Senate GOP sees smoother ride for Brennan nomination
Senate Republicans said the confirmation process for John Brennan, the White House pick to head the CIA, will go much smoother than the bitter, partisan fight that embroiled the ultimately successful confirmation of Defense Secretary Chuck Hagel.
“I am sure there is going to be some opposition, but I do not think it is going to be as intense as it was with Secretary Hagel,” Senate intelligence committee members Sen. Susan Collins (R-Maine) told The Hill on Thursday.
{mosads}Sen. Chuck Grassley (R-Iowa) said there were very few parallels between GOP opposition to Hagel’s confirmation and Senate Republicans’ frustrations over the Brennan nomination.
Those differences, he added, all but guarantee the White House counterterrorism chief will have a smoother path toward confirmation, once the full Senate takes up the bid.
The Senate Select Committee on Intelligence is scheduled to vote on the Brennan nomination next week. If approved by the committee, the nomination would go before the full Senate. After highly contentious hearings and a filibuster, the Senate confirmed Hagel on Tuesday, 58-41.
“There was a lot of opposition, due to qualifications” over the Hagel bid, according to Grassley. “I do not think you are going to have [the same] opposition over qualifications for Brennan.”
The main GOP opposition to Brennan, Grassley said, is rooted in the ongoing battle between Senate Republicans and the White House over information on the CIA’s armed drone program and Brennan’s participation in the White House’s initial response to last September’s terror attack in Benghazi, Libya.
“I think everyone feels Brennan is qualified, they may not like him, but he is qualified,” Grassley added.
But the growing frustration among committee members over the White House’s disclosure delays was quickly reaching a breaking point, Sen. John McCain (R-Ariz.) told reporters on Thursday.
“I am not particularly interested in holding up [Brennan’s] nomination,” McCain said. He added, however, that given the administration’s lackluster response to queries from Capitol Hill, lawmakers “deserve answers” on both drones and Benghazi.

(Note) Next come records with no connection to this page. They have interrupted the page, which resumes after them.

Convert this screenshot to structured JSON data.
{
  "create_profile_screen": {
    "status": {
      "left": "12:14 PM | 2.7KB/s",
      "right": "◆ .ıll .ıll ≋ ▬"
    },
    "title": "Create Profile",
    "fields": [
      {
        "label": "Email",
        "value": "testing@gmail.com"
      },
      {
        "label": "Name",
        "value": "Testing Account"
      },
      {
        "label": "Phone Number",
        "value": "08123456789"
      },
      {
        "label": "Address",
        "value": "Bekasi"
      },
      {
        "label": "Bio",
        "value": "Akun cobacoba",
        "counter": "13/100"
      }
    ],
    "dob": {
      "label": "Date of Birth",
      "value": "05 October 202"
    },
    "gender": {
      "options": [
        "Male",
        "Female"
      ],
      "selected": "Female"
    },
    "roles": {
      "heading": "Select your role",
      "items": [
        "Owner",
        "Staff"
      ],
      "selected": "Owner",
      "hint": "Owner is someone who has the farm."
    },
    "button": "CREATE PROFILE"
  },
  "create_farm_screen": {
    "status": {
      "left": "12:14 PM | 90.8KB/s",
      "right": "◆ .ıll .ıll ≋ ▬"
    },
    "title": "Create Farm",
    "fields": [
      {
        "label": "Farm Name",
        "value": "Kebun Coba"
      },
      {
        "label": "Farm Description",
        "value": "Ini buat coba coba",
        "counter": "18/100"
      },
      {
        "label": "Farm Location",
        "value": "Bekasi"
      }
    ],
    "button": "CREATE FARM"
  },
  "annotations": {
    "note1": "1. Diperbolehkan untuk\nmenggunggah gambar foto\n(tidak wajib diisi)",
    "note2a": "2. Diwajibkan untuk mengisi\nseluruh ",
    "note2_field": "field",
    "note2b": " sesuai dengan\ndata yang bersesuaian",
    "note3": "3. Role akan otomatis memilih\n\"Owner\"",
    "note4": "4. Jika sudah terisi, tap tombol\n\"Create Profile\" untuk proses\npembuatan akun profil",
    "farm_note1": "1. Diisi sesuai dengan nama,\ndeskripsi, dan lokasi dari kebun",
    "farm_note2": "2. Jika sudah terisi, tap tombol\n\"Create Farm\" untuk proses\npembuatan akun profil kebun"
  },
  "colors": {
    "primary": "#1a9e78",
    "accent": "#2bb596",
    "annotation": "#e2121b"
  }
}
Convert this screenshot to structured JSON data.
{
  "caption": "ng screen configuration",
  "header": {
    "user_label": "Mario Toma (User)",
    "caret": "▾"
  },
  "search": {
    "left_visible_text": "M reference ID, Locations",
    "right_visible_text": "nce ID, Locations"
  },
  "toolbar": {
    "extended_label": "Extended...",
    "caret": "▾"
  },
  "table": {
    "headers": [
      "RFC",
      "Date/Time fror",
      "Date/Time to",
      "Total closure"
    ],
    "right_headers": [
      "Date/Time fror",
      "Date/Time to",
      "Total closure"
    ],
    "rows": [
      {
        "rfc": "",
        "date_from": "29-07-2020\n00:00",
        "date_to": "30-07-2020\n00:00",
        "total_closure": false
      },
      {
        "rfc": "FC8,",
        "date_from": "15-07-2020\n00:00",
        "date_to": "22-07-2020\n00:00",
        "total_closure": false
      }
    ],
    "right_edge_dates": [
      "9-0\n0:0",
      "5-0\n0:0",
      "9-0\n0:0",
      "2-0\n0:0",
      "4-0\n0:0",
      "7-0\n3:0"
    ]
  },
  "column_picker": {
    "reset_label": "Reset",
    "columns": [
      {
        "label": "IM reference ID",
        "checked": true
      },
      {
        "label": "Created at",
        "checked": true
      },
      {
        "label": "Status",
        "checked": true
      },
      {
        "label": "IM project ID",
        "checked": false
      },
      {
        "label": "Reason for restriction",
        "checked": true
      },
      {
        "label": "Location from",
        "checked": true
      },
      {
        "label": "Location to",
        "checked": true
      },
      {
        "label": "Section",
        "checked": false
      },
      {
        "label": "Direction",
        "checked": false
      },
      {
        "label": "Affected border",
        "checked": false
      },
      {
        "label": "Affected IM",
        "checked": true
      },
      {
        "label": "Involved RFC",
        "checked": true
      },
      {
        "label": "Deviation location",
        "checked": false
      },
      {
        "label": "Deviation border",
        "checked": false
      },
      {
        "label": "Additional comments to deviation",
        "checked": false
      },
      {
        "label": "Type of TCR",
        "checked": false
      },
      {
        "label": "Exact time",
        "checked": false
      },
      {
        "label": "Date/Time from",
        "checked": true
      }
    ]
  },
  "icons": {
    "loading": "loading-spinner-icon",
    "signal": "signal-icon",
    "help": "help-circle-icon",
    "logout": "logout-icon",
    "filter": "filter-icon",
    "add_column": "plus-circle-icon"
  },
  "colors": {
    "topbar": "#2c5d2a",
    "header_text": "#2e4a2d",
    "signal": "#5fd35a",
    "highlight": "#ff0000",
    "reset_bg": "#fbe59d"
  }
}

That frustration prompted intelligence committee chief Sen. Dianne Feinstein (D-Calif.) to postpone the panel’s vote on Brennan’s nomination to next week, a Senate aide told The Hill.
This is the second time committee members have opted to delay a vote on Brennan’s confirmation since his hearings began before the panel on Feb. 7. The intelligence committee had been expected to vote on the nomination Thursday.
Sen. Saxby Chambliss (R-Ga.), the ranking member on the intelligence panel, is leading the review of recently released Benghazi documents to committee members.
Those documents, according to Chambliss, show Brennan had a direct role in drafting the White House talking points on the attack, which defended the initial protest-gone-wrong scenario in Benghazi.
The attack on the U.S. consulate in Benghazi ended with the deaths of four Americans, including Ambassador Chris Stevens.
Weeks later, administration officials reversed course and admitted the consulate strike was a coordinated attack by Islamic extremists operating in Libya.
For their part, the White House has “done a pretty good job over the past 48 hours” in providing Congress information on the Benghazi attack and Brennan’s role in the White House response, Chambliss said, referring to the documents which were released Tuesday.
However, “we have not gotten all of the documents yet,” Chambliss said.
He refused to comment on what other information the committee was seeking and whether it focused strictly on Benghazi or the White House’s armed drone program.
“It’s a combination of documents,” Chambliss said, adding he was confident the Obama administration would hand over all the materials requested by the committee no later than Friday.
“They are documents that should have been produced [to the committee] long ago,” he added.
On Thursday, Feinstein said she was “assured the second set [of information] is forthcoming” from the White House, adding the committee vote delay would give members “time to digest” the new information.
“I was assured as late as last night in conversations with the White House that it was going to be provided,” she added, noting the incoming information would be classified.
When asked if the disclosures would be enough to get the Brennan nomination moving forward, Feinstein replied: “That’s my hope.”